RunForTheHills' suggestion is the simplest and safest, albeit the slowest (as it will just charge at the rate you can already charge them at).
You need an inverter that can handle the total AC-side current of *all* the chargers you will have connected at the same time, *and* you also probably want a pure sinewave inverter, since the chargers may not be well-designed and/or unable to handle the usually-non-sine (dirty) AC output of many inverters. (I've blown up a few things over the years running them on common inverters).
Using another battery to store charge slowly from the alternator and then be able to more quickly charge your bike batteries has been done. But to do it you have to have a DC-DC converter that has the same kind of CC/CV output that your chargers do, or LED PSUs. If it doesn't, it won't regulate the current the way charging should be, and various problems with either the converter or the battery can happen, including destructive or even catastrophic failures.
Or the converter then has to feed a charger that does have the CC/CV output, but this wastes much more power and charging time--might as well just use the 12vdc-120vac inverter and plug your charger in.
fast charging (C/2) seems to be something Li batteries handle well.
That depends on the specific battery. The cells might handle it (many are made for 0.5C charge rates, some even higher), but the battery as a whole may not, either because of wiring, connectors, or BMS limitations.
If the wiring or connector isn't able to handle the higher current it will heat up; this may be insignificant, or if they were only designed to just barely handle the original current they may heat enough to begin to fail--insulation may melt, etc., leaving it vulnerable to a short depending on routing of wiring, etc. It's unlikely to heat the insulation enough to actually catch fire on it's own, though a connector that fails by overheating, if it's made of typical soft plastic, may allow gravity or charging cable tension to deform the connector enough to move contacts within the plastic and depending on connector design to short to each other or other parts in the battery, which could lead to a fire then, or later.
The BMS charge FET(s) can only handle a certain amount of current without creating excess heat; the board is usually packed inside the battery in a way that doesn't allow it to shed that heat very well (and any heat it does shed is going mostly into the cells nearby, rather than thru the insulating plastic case / etc of the battery pack). It's unlikley to be much of an issue, but if they used the cheapest FET they could that would barely do the original job, it might not do a higher current very well for very long.
Another issue is age. As cells age, various problems increase. For instance, the cells become (more) different from each other, and charge at different rates--the higher the charge current the more obvious this problem may be. The cells in general become higher resistance, and heat up more for the same charge current, so a higher than usual current heats them even more.
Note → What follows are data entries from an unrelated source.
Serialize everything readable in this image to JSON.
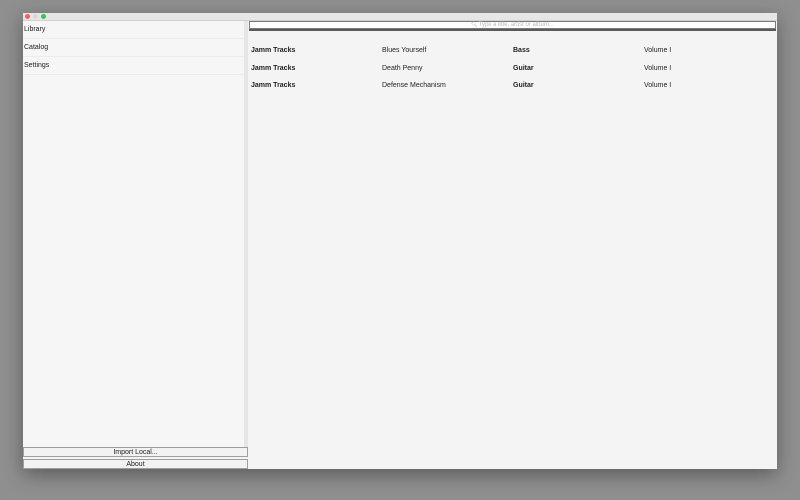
{
  "sidebar": {
    "items": [
      {
        "label": "Library"
      },
      {
        "label": "Catalog"
      },
      {
        "label": "Settings"
      }
    ],
    "import_label": "Import Local...",
    "about_label": "About"
  },
  "search": {
    "placeholder": "Type a title, artist or album...",
    "icon": "search-icon"
  },
  "tracks": [
    {
      "source": "Jamm Tracks",
      "title": "Blues Yourself",
      "instrument": "Bass",
      "volume": "Volume I"
    },
    {
      "source": "Jamm Tracks",
      "title": "Death Penny",
      "instrument": "Guitar",
      "volume": "Volume I"
    },
    {
      "source": "Jamm Tracks",
      "title": "Defense Mechanism",
      "instrument": "Guitar",
      "volume": "Volume I"
    }
  ],
  "colors": {
    "close": "#fc5f57",
    "zoom": "#34c84a"
  }
}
How much the above stuff ends up being a problem also depends on how long the higher currents flow, so the bigger the battery pack and/or the farther it's discharged the longer they'll flow while it fills up, and the more the heating in those things will affect them.
So, it's generally safer to use only the same charging current that the original charger for the battery supports.
If the battery actually has a label spec for a higher charging current, then that should be safe, too (depending on the battery source; cheap batteries may already be pushing their limits at the lower current).